Biological Research Laboratories, Nissan Chemical Corporation, Saitama, Japan.
Materials Research Laboratories, Nissan Chemical Corporation, Chiba, Japan.
Biotechnol Lett. 2023 Oct;45(10):1265-1277. doi: 10.1007/s10529-023-03422-7. Epub 2023 Aug 22.
Gene therapy using viral vectors and antibody-based therapies continue to expand within the pharmaceutical market. We evaluated whether Cellhesion VP, a chitin-based material, can be used as 3D culture platform for cell lines used for the production of antibodies and viral vectors.
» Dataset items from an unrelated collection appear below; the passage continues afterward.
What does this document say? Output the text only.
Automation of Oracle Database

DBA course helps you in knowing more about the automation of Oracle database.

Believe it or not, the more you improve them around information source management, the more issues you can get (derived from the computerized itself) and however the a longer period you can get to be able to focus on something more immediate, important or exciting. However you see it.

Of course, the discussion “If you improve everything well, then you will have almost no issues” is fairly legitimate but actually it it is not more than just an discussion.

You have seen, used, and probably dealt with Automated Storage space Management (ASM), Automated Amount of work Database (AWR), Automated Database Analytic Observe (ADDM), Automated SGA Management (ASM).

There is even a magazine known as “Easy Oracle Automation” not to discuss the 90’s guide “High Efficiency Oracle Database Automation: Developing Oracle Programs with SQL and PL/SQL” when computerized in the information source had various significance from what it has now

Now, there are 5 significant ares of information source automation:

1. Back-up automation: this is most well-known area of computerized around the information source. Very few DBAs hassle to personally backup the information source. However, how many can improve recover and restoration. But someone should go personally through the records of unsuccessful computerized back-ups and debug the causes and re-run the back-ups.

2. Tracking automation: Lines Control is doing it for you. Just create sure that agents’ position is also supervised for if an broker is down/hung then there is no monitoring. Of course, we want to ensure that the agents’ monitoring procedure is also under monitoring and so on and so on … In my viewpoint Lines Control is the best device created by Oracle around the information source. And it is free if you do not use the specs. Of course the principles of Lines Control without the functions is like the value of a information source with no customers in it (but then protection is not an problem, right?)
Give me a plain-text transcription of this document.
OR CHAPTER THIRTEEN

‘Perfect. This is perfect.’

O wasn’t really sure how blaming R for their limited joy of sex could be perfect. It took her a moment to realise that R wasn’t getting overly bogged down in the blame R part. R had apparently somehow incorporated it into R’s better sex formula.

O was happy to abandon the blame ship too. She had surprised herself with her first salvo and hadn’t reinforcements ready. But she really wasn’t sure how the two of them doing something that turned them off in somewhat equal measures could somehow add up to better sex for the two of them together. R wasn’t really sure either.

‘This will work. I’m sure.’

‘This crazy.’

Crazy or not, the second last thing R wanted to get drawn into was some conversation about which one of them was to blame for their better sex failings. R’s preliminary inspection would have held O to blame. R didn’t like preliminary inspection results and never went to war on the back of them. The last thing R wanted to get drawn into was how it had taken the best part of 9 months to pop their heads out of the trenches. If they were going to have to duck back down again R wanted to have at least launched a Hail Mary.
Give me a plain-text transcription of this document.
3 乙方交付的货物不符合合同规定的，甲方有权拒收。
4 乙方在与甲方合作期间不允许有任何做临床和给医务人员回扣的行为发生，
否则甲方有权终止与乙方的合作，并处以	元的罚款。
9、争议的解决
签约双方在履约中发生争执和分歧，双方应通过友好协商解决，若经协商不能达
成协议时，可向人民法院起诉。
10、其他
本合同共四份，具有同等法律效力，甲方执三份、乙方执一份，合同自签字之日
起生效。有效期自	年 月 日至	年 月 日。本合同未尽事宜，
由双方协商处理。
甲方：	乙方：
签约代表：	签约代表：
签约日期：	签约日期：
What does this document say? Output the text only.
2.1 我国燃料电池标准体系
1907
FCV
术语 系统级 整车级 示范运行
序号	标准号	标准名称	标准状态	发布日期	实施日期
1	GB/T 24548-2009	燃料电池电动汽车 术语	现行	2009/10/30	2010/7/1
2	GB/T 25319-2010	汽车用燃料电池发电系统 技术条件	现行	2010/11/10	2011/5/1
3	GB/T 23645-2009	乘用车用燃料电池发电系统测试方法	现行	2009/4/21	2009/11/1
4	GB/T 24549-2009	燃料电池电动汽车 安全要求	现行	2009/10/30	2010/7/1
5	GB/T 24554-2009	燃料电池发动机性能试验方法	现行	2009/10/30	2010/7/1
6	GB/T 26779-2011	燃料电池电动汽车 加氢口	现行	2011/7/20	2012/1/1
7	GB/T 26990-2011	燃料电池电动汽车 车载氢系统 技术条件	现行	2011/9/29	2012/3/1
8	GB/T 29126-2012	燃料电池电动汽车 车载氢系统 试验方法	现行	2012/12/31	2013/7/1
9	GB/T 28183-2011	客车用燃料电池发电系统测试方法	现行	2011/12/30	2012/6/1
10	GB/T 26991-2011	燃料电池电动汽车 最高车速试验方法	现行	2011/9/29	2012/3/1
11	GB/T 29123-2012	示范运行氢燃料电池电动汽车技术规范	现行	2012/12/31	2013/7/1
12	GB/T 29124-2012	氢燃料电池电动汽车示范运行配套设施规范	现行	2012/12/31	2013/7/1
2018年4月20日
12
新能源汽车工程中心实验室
The results of Cell Counting Kit-8 assay and LDH assay revealed that Cellhesion VP had no adverse effect to Human Embryonic Kidney (HEK) 293, A549 and Chinese hamster ovary (CHO) DG44-Interferon-β (IFN) cells. Cell growth analyses showed that Cellhesion VP supported the 3D culture of HEK293, A549 and CHO DG44- IFN-β cells with a spherical morphology. Importantly, subculture of these cell lines on Cellhesion VP was easily performed without trypsinization because cells readily transferred to newly added scaffold. Our data also suggest that CHO DG44-IFNβ, cultured on Cellhesion VP secreted IFNβ stably and continuously during the culture period.
Cellhesion VP provides a simple and streamlined expansion culture system for the production of biopharmaceuticals.
利用病毒载体和基于抗体的疗法进行基因治疗在制药市场中不断扩展。我们评估了壳聚糖基材料 Cellhesion VP 是否可用作用于生产抗体和病毒载体的细胞系的 3D 培养平台。
Cell Counting Kit-8 检测和 LDH 检测结果表明 Cellhesion VP 对人胚肾(HEK)293、A549 和中国仓鼠卵巢(CHO)DG44-干扰素-β(IFN)细胞没有不良影响。细胞生长分析表明,Cellhesion VP 支持 HEK293、A549 和 CHO DG44-IFN-β细胞的 3D 培养,形成球形形态。重要的是,由于细胞容易转移到新添加的支架上,因此可以轻松地在 Cellhesion VP 上对这些细胞系进行传代培养,而无需使用胰蛋白酶。我们的数据还表明,CHO DG44-IFNβ在 Cellhesion VP 上培养时,在培养期间稳定且持续地分泌 IFNβ。
Cellhesion VP 为生物制药的生产提供了一种简单、精简的扩展培养系统。